The tree's mana reservoir.

Ed knelt beside the basin and lowered Tia gently onto a bed of soft moss that grew along the chamber wall.

She stirred faintly—eyelids fluttering—but didn't wake.

He dipped both hands into the glowing water.

It was warm, tingling, alive.

Power flowed up his arms—not forceful, but generous.

Welcoming.

He lifted dripping hands and pressed them to Tia's chest—over her heart.

"Please," he said—to the tree, to the mana, to whatever force still listened.

"Give it back to her. Whatever she spent tonight. Whatever she's been spending for ten years.

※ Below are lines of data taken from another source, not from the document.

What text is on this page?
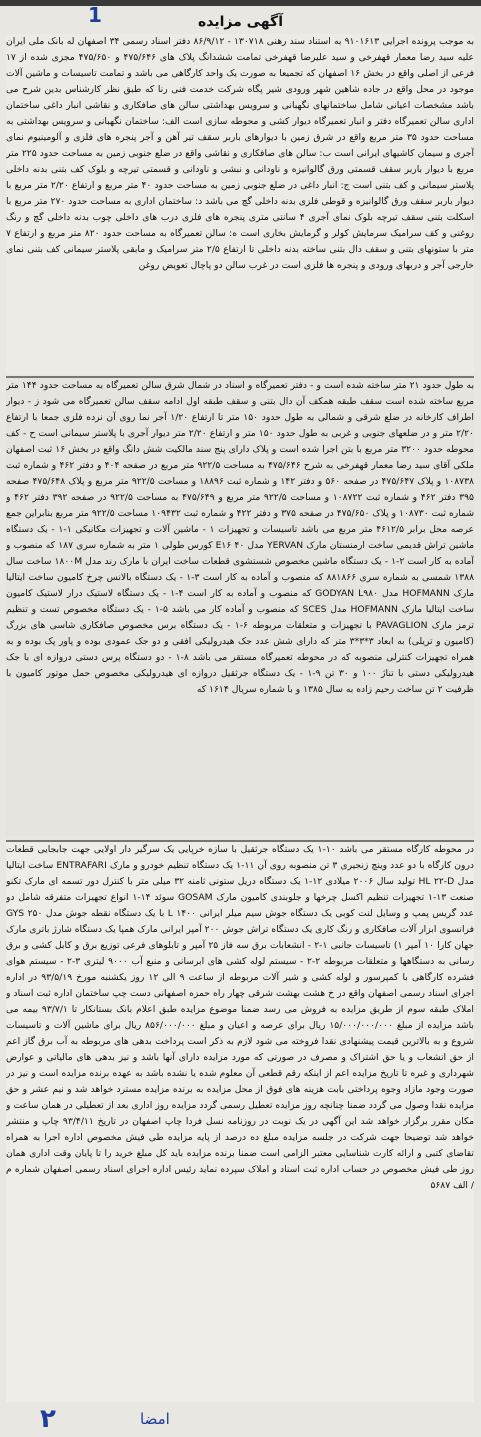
1	آگهی مزایده
به موجب پرونده اجرایی ۹۱۰۱۶۱۳ به استناد سند رهنی ۱۳۰۷۱۸ - ۸۶/۹/۱۲ دفتر اسناد رسمی ۳۴ اصفهان له بانک ملی ایران علیه سید رضا معمار قهفرخی و سید علیرضا قهفرخی تمامت ششدانگ پلاک های ۴۷۵/۶۴۶ و ۴۷۵/۶۵۰ مجزی شده از ۱۷ فرعی از اصلی واقع در بخش ۱۶ اصفهان که تجمیعا به صورت یک واحد کارگاهی می باشد و تمامت تاسیسات و ماشین آلات موجود در محل واقع در جاده شاهین شهر ورودی شیر پگاه شرکت خدمت فنی رنا که طبق نظر کارشناس بدین شرح می باشد مشخصات اعیانی شامل ساختمانهای نگهبانی و سرویس بهداشتی سالن های صافکاری و نقاشی انبار داغی ساختمان اداری سالن تعمیرگاه دفتر و انبار تعمیرگاه دیوار کشی و محوطه سازی است الف: ساختمان نگهبانی و سرویس بهداشتی به مساحت حدود ۳۵ متر مربع واقع در شرق زمین با دیوارهای باربر سقف تیر آهن و آجر پنجره های فلزی و آلومینیوم نمای آجری و سیمان کاشیهای ایرانی است ب: سالن های صافکاری و نقاشی واقع در ضلع جنوبی زمین به مساحت حدود ۲۲۵ متر مربع با دیوار باربر سقف قسمتی ورق گالوانیزه و ناودانی و نبشی و ناودانی و قسمتی تیرچه و بلوک کف بتنی بدنه داخلی پلاستر سیمانی و کف بتنی است ج: انبار داغی در ضلع جنوبی زمین به مساحت حدود ۴۰ متر مربع و ارتفاع ۲/۲۰ متر مربع با دیوار باربر سقف ورق گالوانیزه و قوطی فلزی بدنه داخلی گچ می باشد د: ساختمان اداری به مساحت حدود ۲۷۰ متر مربع با اسکلت بتنی سقف تیرچه بلوک نمای آجری ۴ سانتی متری پنجره های فلزی درب های داخلی چوب بدنه داخلی گچ و رنگ روغنی و کف سرامیک سرمایش کولر و گرمایش بخاری است ه: سالن تعمیرگاه به مساحت حدود ۸۲۰ متر مربع و ارتفاع ۷ متر با ستونهای بتنی و سقف دال بتنی ساخته بدنه داخلی تا ارتفاع ۲/۵ متر سرامیک و مابقی پلاستر سیمانی کف بتنی نمای خارجی آجر و دربهای ورودی و پنجره ها فلزی است در غرب سالن دو پاچال تعویض روغن
به طول حدود ۲۱ متر ساخته شده است و - دفتر تعمیرگاه و اسناد در شمال شرق سالن تعمیرگاه به مساحت حدود ۱۴۴ متر مربع ساخته شده است سقف طبقه همکف آن دال بتنی و سقف طبقه اول ادامه سقف سالن تعمیرگاه می شود ز - دیوار اطراف کارخانه در ضلع شرقی و شمالی به طول حدود ۱۵۰ متر تا ارتفاع ۱/۲۰ آجر نما روی آن نرده فلزی جمعا با ارتفاع ۲/۲۰ متر و در ضلعهای جنوبی و غربی به طول حدود ۱۵۰ متر و ارتفاع ۲/۲۰ متر دیوار آجری با پلاستر سیمانی است ح - کف محوطه حدود ۳۲۰۰ متر مربع با بتن اجرا شده است و پلاک دارای پنج سند مالکیت شش دانگ واقع در بخش ۱۶ ثبت اصفهان ملکی آقای سید رضا معمار قهفرخی به شرح ۴۷۵/۶۴۶ به مساحت ۹۲۲/۵ متر مربع در صفحه ۴۰۴ و دفتر ۴۶۲ و شماره ثبت ۱۰۸۷۳۸ و پلاک ۴۷۵/۶۴۷ در صفحه ۵۶۰ و دفتر ۱۴۲ و شماره ثبت ۱۸۸۹۶ و مساحت ۹۲۲/۵ متر مربع و پلاک ۴۷۵/۶۴۸ صفحه ۳۹۵ دفتر ۴۶۲ و شماره ثبت ۱۰۸۷۲۲ و مساحت ۹۲۲/۵ متر مربع و ۴۷۵/۶۴۹ به مساحت ۹۲۲/۵ در صفحه ۳۹۲ دفتر ۴۶۲ و شماره ثبت ۱۰۸۷۳۰ و پلاک ۴۷۵/۶۵۰ در صفحه ۳۷۵ و دفتر ۴۲۲ و شماره ثبت ۱۰۹۴۳۲ مساحت ۹۲۲/۵ متر مربع بنابراین جمع عرصه محل برابر ۴۶۱۲/۵ متر مربع می باشد تاسیسات و تجهیزات ۱ - ماشین آلات و تجهیزات مکانیکی ۱-۱ - یک دستگاه ماشین تراش قدیمی ساخت ارمنستان مارک YERVAN مدل E۱۶ ۴۰ کورس طولی ۱ متر به شماره سری ۱۸۷ که منصوب و آماده به کار است ۲-۱ - یک دستگاه ماشین مخصوص شستشوی قطعات ساخت ایران با مارک رند مدل ۱۸۰۰M ساخت سال ۱۳۸۸ شمسی به شماره سری ۸۸۱۸۶۶ که منصوب و آماده به کار است ۳-۱ - یک دستگاه بالانس چرخ کامیون ساخت ایتالیا مارک HOFMANN مدل GODYAN L۹۸۰ که منصوب و آماده به کار است ۴-۱ - یک دستگاه لاستیک درار لاستیک کامیون ساخت ایتالیا مارک HOFMANN مدل SCES که منصوب و آماده کار می باشد ۵-۱ - یک دستگاه مخصوص تست و تنظیم ترمز مارک PAVAGLION با تجهیزات و متعلقات مربوطه ۶-۱ - یک دستگاه برس مخصوص صافکاری شاسی های بزرگ (کامیون و تریلی) به ابعاد ۳*۳*۳ متر که دارای شش عدد جک هیدرولیکی افقی و دو جک عمودی بوده و پاور پک بوده و به همراه تجهیزات کنترلی منصوبه که در محوطه تعمیرگاه مستقر می باشد ۸-۱ - دو دستگاه پرس دستی دروازه ای با جک هیدرولیکی دستی با تناژ ۱۰۰ و ۳۰ تن ۹-۱ - یک دستگاه جرثقیل دروازه ای هیدرولیکی مخصوص حمل موتور کامیون با ظرفیت ۲ تن ساخت رحیم زاده به سال ۱۳۸۵ و با شماره سریال ۱۶۱۴ که
در محوطه کارگاه مستقر می باشد ۱۰-۱ یک دستگاه جرثقیل با سازه خرپایی یک سرگیر دار اولایی جهت جابجایی قطعات درون کارگاه با دو عدد وینچ زنجیری ۳ تن منصوبه روی آن ۱۱-۱ یک دستگاه تنظیم خودرو و مارک ENTRAFARI ساخت ایتالیا مدل HL ۲۲-D تولید سال ۲۰۰۶ میلادی ۱۲-۱ یک دستگاه دریل ستونی ثامنه ۳۲ میلی متر با کنترل دور تسمه ای مارک تکنو صنعت ۱۳-۱ تجهیزات تنظیم اکسل چرخها و جلوبندی کامیون مارک GOSAM سوئد ۱۴-۱ انواع تجهیزات متفرقه شامل دو عدد گریس پمپ و وسایل لنت کوبی یک دستگاه جوش سیم میلر ایرانی ۱۴۰۰ L با یک دستگاه نقطه جوش مدل ۲۵۰ GYS فرانسوی ابزار آلات صافکاری و رنگ کاری یک دستگاه تراش جوش ۲۰۰ آمپر ایرانی مارک همپا یک دستگاه شارژ باتری مارک جهان کارا ۱۰ آمپر ۱) تاسیسات جانبی ۱-۲ - انشعابات برق سه فاز ۲۵ آمپر و تابلوهای فرعی توزیع برق و کابل کشی و برق رسانی به دستگاهها و متعلقات مربوطه ۲-۲ - سیستم لوله کشی های ابرسانی و منبع آب ۹۰۰۰ لیتری ۳-۲ - سیستم هوای فشرده کارگاهی با کمپرسور و لوله کشی و شیر آلات مربوطه از ساعت ۹ الی ۱۲ روز یکشنبه مورخ ۹۳/۵/۱۹ در اداره اجرای اسناد رسمی اصفهان واقع در خ هشت بهشت شرقی چهار راه حمزه اصفهانی دست چپ ساختمان اداره ثبت اسناد و املاک طبقه سوم از طریق مزایده به فروش می رسد ضمنا موضوع مزایده طبق اعلام بانک بستانکار تا ۹۳/۷/۱ بیمه می باشد مزایده از مبلغ ۱۵/۰۰۰/۰۰۰/۰۰۰ ریال برای عرصه و اعیان و مبلغ ۸۵۶/۰۰۰/۰۰۰ ریال برای ماشین آلات و تاسیسات شروع و به بالاترین قیمت پیشنهادی نقدا فروخته می شود لازم به ذکر است پرداخت بدهی های مربوطه به آب برق گاز اعم از حق انشعاب و یا حق اشتراک و مصرف در صورتی که مورد مزایده دارای آنها باشد و نیز بدهی های مالیاتی و عوارض شهرداری و غیره تا تاریخ مزایده اعم از اینکه رقم قطعی آن معلوم شده یا نشده باشد به عهده برنده مزایده است و نیز در صورت وجود مازاد وجوه پرداختی بابت هزینه های فوق از محل مزایده به برنده مزایده مسترد خواهد شد و نیم عشر و حق مزایده نقدا وصول می گردد ضمنا چنانچه روز مزایده تعطیل رسمی گردد مزایده روز اداری بعد از تعطیلی در همان ساعت و مکان مقرر برگزار خواهد شد این آگهی در یک نوبت در روزنامه نسل فردا چاپ اصفهان در تاریخ ۹۳/۴/۱۱ چاپ و منتشر خواهد شد توضیحا جهت شرکت در جلسه مزایده مبلغ ده درصد از پایه مزایده طی فیش مخصوص اداره اجرا به همراه تقاضای کتبی و ارائه کارت شناسایی معتبر الزامی است ضمنا برنده مزایده باید کل مبلغ خرید را تا پایان وقت اداری همان روز طی فیش مخصوص در حساب اداره ثبت اسناد و املاک سپرده نماید رئیس اداره اجرای اسناد رسمی اصفهان شماره م / الف ۵۶۸۷
۲	امضا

Take it from me if you have to."

The water in the basin rippled.

Green light surged upward—brighter now—wrapping around his wrists, climbing his forearms, flowing into Tia.

The black marks on her skin shuddered.

Retreated.

Inch by slow inch they pulled back—down her throat, down her arms—until only faint gray shadows remained at her wrists.

Tia drew a deeper breath.

Then another.

Her eyes opened—cloudy at first, then clearing.

"Ed…?"

He exhaled—shaky, relieved—and lowered his forehead to hers.

"I'm here."

She lifted a trembling hand to his cheek.

"You… you shouldn't have—"

"I did." His voice was rough.

"And I'd do it again."

Tia's gaze drifted to the fading marks on her arms.

Tears welled, spilled silently.

"I thought I was ready to go," she whispered.

"I thought… if I could just see you one more time…"

"You're not going anywhere," Ed said fiercely.

"Not tonight. Not ever, if I can help it."

She laughed—weak, wet, but real.

"You always were terrible at letting people go."

He smiled against her hair.

"Guilty."

Above them, the treehouse creaked softly—almost fondly—as though the elder itself were satisfied.

For the first time in ten years, Tia closed her eyes and let herself rest.

And for the first time in a hundred, Ed let himself believe that maybe—just maybe—he could stay.